Allow me to comment this for you.

   0x0804833e <+0>:     push   %ebp                    ; Establish standard
   0x0804833f <+1>:     mov    %esp,%ebp               ; stack frame record
   0x08048341 <+3>:     sub    $0x8,%esp               ; Make room for locals
   0x08048344 <+6>:     and    $0xfffffff0,%esp        ; Align esp to 16-byte memory
   0x08048347 <+9>:     mov    $0x0,%eax               ; eax=0
   0x0804834c <+14>:    add    $0xf,%eax               ; eax=f
   0x0804834f <+17>:    add    $0xf,%eax               ; eax=  (eax + 0xf)
   0x08048352 <+20>:    shr    $0x4,%eax               ;      (             >> 4)
   0x08048355 <+23>:    shl    $0x4,%eax               ;     (                    << 4)
   ;The above math rounds up eax as set by 0x0804834c to the next 16-byte boundary
   ;In this case, eax will be 0x10, rounded up from 0x0f.  You compiled without
   ;optimizations?  This could be a "probe" checking whether the upcoming call 
   ;will fail?

   0x08048358 <+26>:    sub    %eax,%esp               ; Make room for "0x10 more mystery bytes"
   0x0804835a <+28>:    movl   $0x10,-0x4(%ebp)        ; var1 = 16
   0x08048361 <+35>:    movl   $0x0,-0x8(%ebp)         ; var2 = 0
   0x08048368 <+42>:    pushl  -0x4(%ebp)              ; push           var1
   0x0804836b <+45>:    call   0x8048334 <myfunc1 at test.c:4> ;myfunc1(    );
  0x08048370 <+50>:    add    $0x4,%esp                ; pop (var1)
   0x08048373 <+53>:    pushl  -0x8(%ebp)              ; push           var2
   0x08048376 <+56>:    call   0x8048339 <myfunc2 at test.c:8> ;myfunc2(    );
   0x0804837b <+61>:    add    $0x4,%esp               ; pop (var2)
   0x0804837e <+64>:    mov    $0x0,%eax               ; return 0;
   0x08048383 <+69>:    leave                          ; undo standard stack frame
   0x08048384 <+70>:    ret                            ; actual return

I think it is a good question, why finally execute 0x08048358 which allocates seemingly useless space. I suspect this is a check for esp out of range exception before performing the call. If you specify the processor you are using, I wonder if this will "go away" -- it smells like it might be for a specific chip's errata.

Answer 2

The code from 0x0804833e <+0> upto (and including) 0x08048358 <+26> is setting up what is known as a stack frame.

The first four statements are very standard. First you save the old base pointer (which is called the frame pointer in the Wikipedia article). You then set up a new base pointer by using the current value of the stack pointer.

Next, you decrement the stack pointer to make room for you local variables (notice you subtract 0x8 which is enough for you two ints).
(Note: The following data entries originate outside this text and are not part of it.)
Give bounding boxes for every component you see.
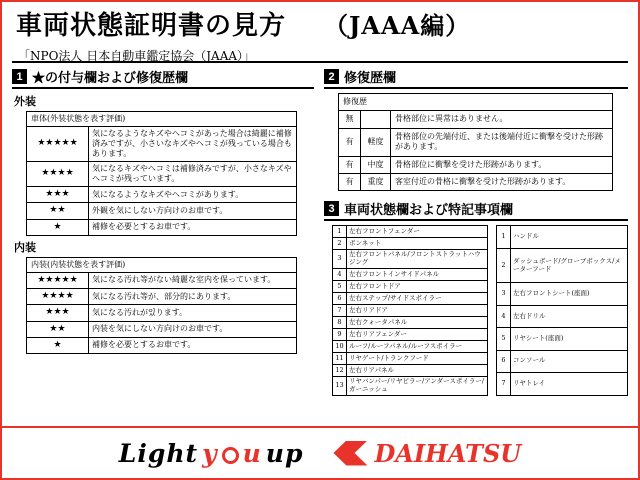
table-row bbox=[339, 111, 613, 128]
list-item bbox=[497, 283, 628, 305]
part-number: 7 bbox=[333, 304, 347, 316]
part-name: 左右ドリル bbox=[511, 305, 628, 327]
page-title-suffix: （JAAA編） bbox=[324, 11, 471, 40]
rating-desc: 内装を気にしない方向けのお車です。 bbox=[89, 321, 297, 337]
part-name: 左右フロントシート(座面) bbox=[511, 283, 628, 305]
rating-desc: 気になるようなキズやヘコミがあります。 bbox=[89, 187, 297, 203]
list-item bbox=[333, 304, 488, 316]
slogan bbox=[119, 439, 304, 468]
brand-name: DAIHATSU bbox=[374, 438, 522, 468]
part-number: 10 bbox=[333, 340, 347, 352]
list-item bbox=[333, 316, 488, 328]
rating-stars: ★★★★ bbox=[27, 289, 89, 305]
part-name: コンソール bbox=[511, 350, 628, 372]
part-name: リヤバンパー/リヤピラー/アンダースポイラー/ガーニッシュ bbox=[347, 376, 488, 395]
section-1-title: ★の付与欄および修復歴欄 bbox=[32, 71, 189, 86]
brand-logo bbox=[333, 439, 521, 468]
slogan-y: y bbox=[202, 438, 218, 468]
list-item bbox=[333, 352, 488, 364]
part-name: 左右フロントドア bbox=[347, 280, 488, 292]
document-body bbox=[2, 63, 638, 396]
parts-tables-wrapper bbox=[332, 225, 628, 395]
part-number: 7 bbox=[497, 373, 511, 395]
organization-line: 「NPO法人 日本自動車鑑定協会（JAAA）」 bbox=[18, 49, 256, 63]
list-item bbox=[333, 292, 488, 304]
slogan-light: Light bbox=[118, 438, 199, 468]
list-item bbox=[333, 328, 488, 340]
rating-desc: 気になるようなキズやヘコミがあった場合は綺麗に補修済みですが、小さいなキズやヘコミが残っている場合もあります。 bbox=[89, 127, 297, 162]
slogan-up: up bbox=[265, 438, 304, 468]
part-number: 11 bbox=[333, 352, 347, 364]
rating-desc: 補修を必要とするお車です。 bbox=[89, 337, 297, 353]
document-footer bbox=[2, 426, 638, 478]
interior-table-header: 内装(内装状態を表す評価) bbox=[27, 257, 297, 272]
part-number: 8 bbox=[333, 316, 347, 328]
table-row bbox=[339, 156, 613, 173]
slogan-u: u bbox=[242, 438, 262, 468]
part-number: 1 bbox=[497, 226, 511, 248]
section-3-number: 3 bbox=[324, 201, 339, 216]
part-number: 9 bbox=[333, 328, 347, 340]
repair-mark: 有 bbox=[339, 156, 361, 173]
list-item bbox=[333, 268, 488, 280]
part-name: 左右クォータパネル bbox=[347, 316, 488, 328]
section-3-header bbox=[324, 199, 628, 221]
table-row bbox=[27, 112, 297, 127]
table-row bbox=[27, 321, 297, 337]
part-number: 12 bbox=[333, 364, 347, 376]
part-number: 3 bbox=[333, 250, 347, 269]
rating-stars: ★★★★★ bbox=[27, 127, 89, 162]
interior-group-label: 内装 bbox=[14, 240, 36, 254]
interior-rating-table bbox=[26, 257, 297, 354]
title-row bbox=[16, 6, 624, 41]
rating-stars: ★★★★★ bbox=[27, 272, 89, 288]
section-1-header bbox=[12, 67, 314, 89]
list-item bbox=[497, 328, 628, 350]
table-row bbox=[27, 127, 297, 162]
rating-stars: ★★★ bbox=[27, 305, 89, 321]
slogan-o-ring-icon bbox=[222, 447, 239, 464]
part-number: 6 bbox=[497, 350, 511, 372]
table-row bbox=[339, 173, 613, 190]
list-item bbox=[497, 373, 628, 395]
part-name: ハンドル bbox=[511, 226, 628, 248]
part-name: 左右フロントインサイドパネル bbox=[347, 268, 488, 280]
part-name: 左右フロントパネル/フロントストラットハウジング bbox=[347, 250, 488, 269]
part-number: 5 bbox=[497, 328, 511, 350]
rating-desc: 気になる汚れが있ります。 bbox=[89, 305, 297, 321]
section-2-header bbox=[324, 67, 628, 89]
table-row bbox=[27, 203, 297, 219]
list-item bbox=[333, 226, 488, 238]
part-number: 2 bbox=[333, 238, 347, 250]
repair-level: 中度 bbox=[361, 156, 391, 173]
repair-desc: 客室付近の骨格に衝撃を受けた形跡があります。 bbox=[391, 173, 613, 190]
exterior-rating-table bbox=[26, 111, 297, 236]
table-row bbox=[27, 272, 297, 288]
list-item bbox=[333, 364, 488, 376]
table-row bbox=[339, 128, 613, 156]
rating-stars: ★★★ bbox=[27, 187, 89, 203]
exterior-table-header: 車体(外装状態を表す評価) bbox=[27, 112, 297, 127]
rating-stars: ★ bbox=[27, 219, 89, 235]
part-number: 4 bbox=[497, 305, 511, 327]
repair-mark: 有 bbox=[339, 173, 361, 190]
document-header bbox=[2, 2, 638, 63]
repair-history-table bbox=[338, 93, 613, 191]
repair-mark: 有 bbox=[339, 128, 361, 156]
part-name: リヤトレイ bbox=[511, 373, 628, 395]
part-name: 左右リアフェンダー bbox=[347, 328, 488, 340]
table-row bbox=[27, 162, 297, 187]
daihatsu-mark-icon bbox=[333, 441, 367, 466]
part-number: 3 bbox=[497, 283, 511, 305]
repair-table-header: 修復歴 bbox=[339, 94, 613, 111]
table-row bbox=[27, 289, 297, 305]
left-column bbox=[12, 67, 314, 396]
rating-desc: 外観を気にしない方向けのお車です。 bbox=[89, 203, 297, 219]
table-row bbox=[27, 337, 297, 353]
part-name: ダッシュボード/グローブボックス/メーターフード bbox=[511, 248, 628, 283]
rating-stars: ★★ bbox=[27, 321, 89, 337]
section-1-number: 1 bbox=[12, 69, 27, 84]
part-number: 2 bbox=[497, 248, 511, 283]
list-item bbox=[497, 350, 628, 372]
table-row bbox=[339, 94, 613, 111]
exterior-parts-table bbox=[332, 225, 488, 395]
repair-level bbox=[361, 111, 391, 128]
exterior-group-label: 外装 bbox=[14, 95, 36, 108]
table-row bbox=[27, 219, 297, 235]
part-number: 13 bbox=[333, 376, 347, 395]
rating-desc: 気になるキズやヘコミは補修済みですが、小さなキズやヘコミが残っています。 bbox=[89, 162, 297, 187]
section-2-number: 2 bbox=[324, 69, 339, 84]
part-name: 左右ステップ/サイドスポイラー bbox=[347, 292, 488, 304]
list-item bbox=[333, 238, 488, 250]
repair-mark: 無 bbox=[339, 111, 361, 128]
table-row bbox=[27, 257, 297, 272]
part-name: 左右フロントフェンダー bbox=[347, 226, 488, 238]
rating-stars: ★★ bbox=[27, 203, 89, 219]
page-title: 車両状態証明書の見方 bbox=[16, 11, 287, 42]
rating-desc: 気になる汚れ等がない綺麗な室内を保っています。 bbox=[89, 272, 297, 288]
list-item bbox=[333, 280, 488, 292]
repair-desc: 骨格部位に異常はありません。 bbox=[391, 111, 613, 128]
table-row bbox=[27, 305, 297, 321]
part-name: 左右リアパネル bbox=[347, 364, 488, 376]
rating-desc: 補修を必要とするお車です。 bbox=[89, 219, 297, 235]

Finally, it makes sure the stack pointer is aligned to a 16 bit address.

The next group of lines (from 0x08048347 <+9> to 0x08048358 <+26>) are a bit odd. The effect is to grow the stack more, but I'm at a loss to explain why it used 5 instructions to compute the value (since there is no variable, it should be able to do that at compile time) or why it needs to grow the stack more.